Three employees of a now-defunct social-service agency have agreed to plead guilty and cooperate against their former colleagues in a federal case stemming from the starvation death of a 14-year-old child.

Christiana Nimpson yesterday admitted to two charges of fraud and one of obstructing justice. Today, Manuelita Buenaflor is scheduled to admit her part in the conspiracy, according to court documents.

They worked for MultiEthnic Behavioral Health, an agency that was paid at least $3.7 million by the city - in part to help watch over children at risk of abuse, like Danieal Kelly.

The girl, who suffered from cerebral palsy, died of starvation in a filthy, sweltering apartment in West Philadelphia in 2006 while she was under the supervision of the city Department of Human Services.

After her death, authorities charged that MultiEthnic workers failed to make the required visits - and then forged documents to try to cover it up.

Both Nimpson and Buenaflor have agreed to provide information to authorities to help what federal prosecutor Bea L. Witzleben says is a continuing investigation. She declined to provide details.

Nimpson might get three years and Buenaflor, because she was a supervisor, about four - although their cooperation could reduce those sentences, Witzleben said.

In a plea memorandum filed Friday, prosecutors said that Buenaflor was well aware that the agency's staff was creating phony records of home visits that never occurred - and that she created fake documents and backdated records herself.

After Danieal Kelly's death, prosecutors said, Buenaflor made sure that documents revealing the agency's failures of oversight were erased from MultiEthnic's computer.

Another agency employee, Sotheary Chan, is set to enter a guilty plea next week, Witzleben said.

None of the three was assigned to the Kelly family.

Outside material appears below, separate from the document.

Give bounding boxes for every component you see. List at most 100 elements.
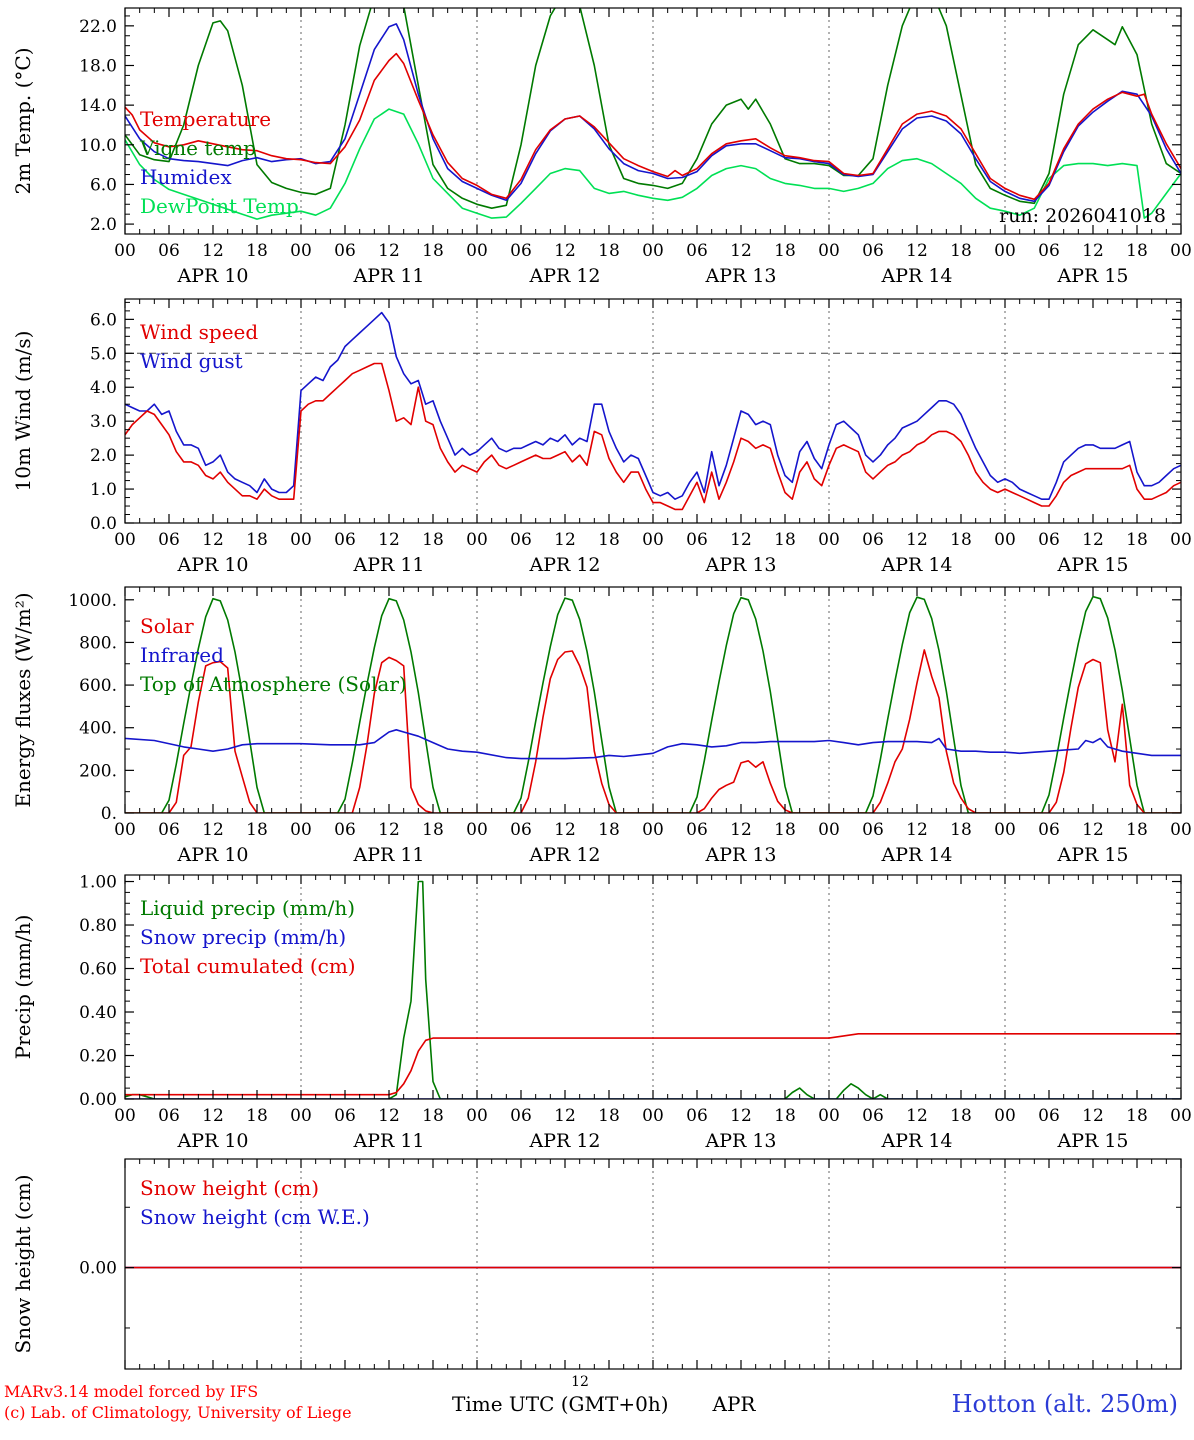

But court papers lay out a wide-ranging conspiracy at the agency to cheat the government by failing to make the required visits to check on children at risk of abuse.

Nimpson, who worked for the agency for about four years, "frequently did not make the required visits to the families assigned to her," the plea agreement says.

The city DHS would provide MultiEthnic with advance notice of its audits - and even let the agency know which families' cases would be reviewed.

The agency even drew up fraudulent "alerts" that were supposed to let the city know immediately when the visits were not being made on time.

About half of Nimpson's documents were false, the plea says.

The three pleas are the first in the federal case, which has resulted in charges against nine of MultiEthnic's staff and supervisors.

In addition to the federal case, state prosecutors have also filed charges against nine people - including Danieal Kelly's parents.

Her mother, Andrea Kelly, pleaded guilty in April to third-degree murder and was sentenced to 20 to 40 years in prison. Her other children are still in DHS care.

Two of Andrea Kelly's friends have admitted to perjury. Charges against other DHS and MultiEthnic workers are still pending.

Julius Juma Murray, the MultiEthnic worker assigned Danieal's case, and agency head Mickal Kamuvaka face both federal and local charges. The grand jury convened by District Attorney Lynne M. Abraham indicted them on charges of involuntary manslaughter.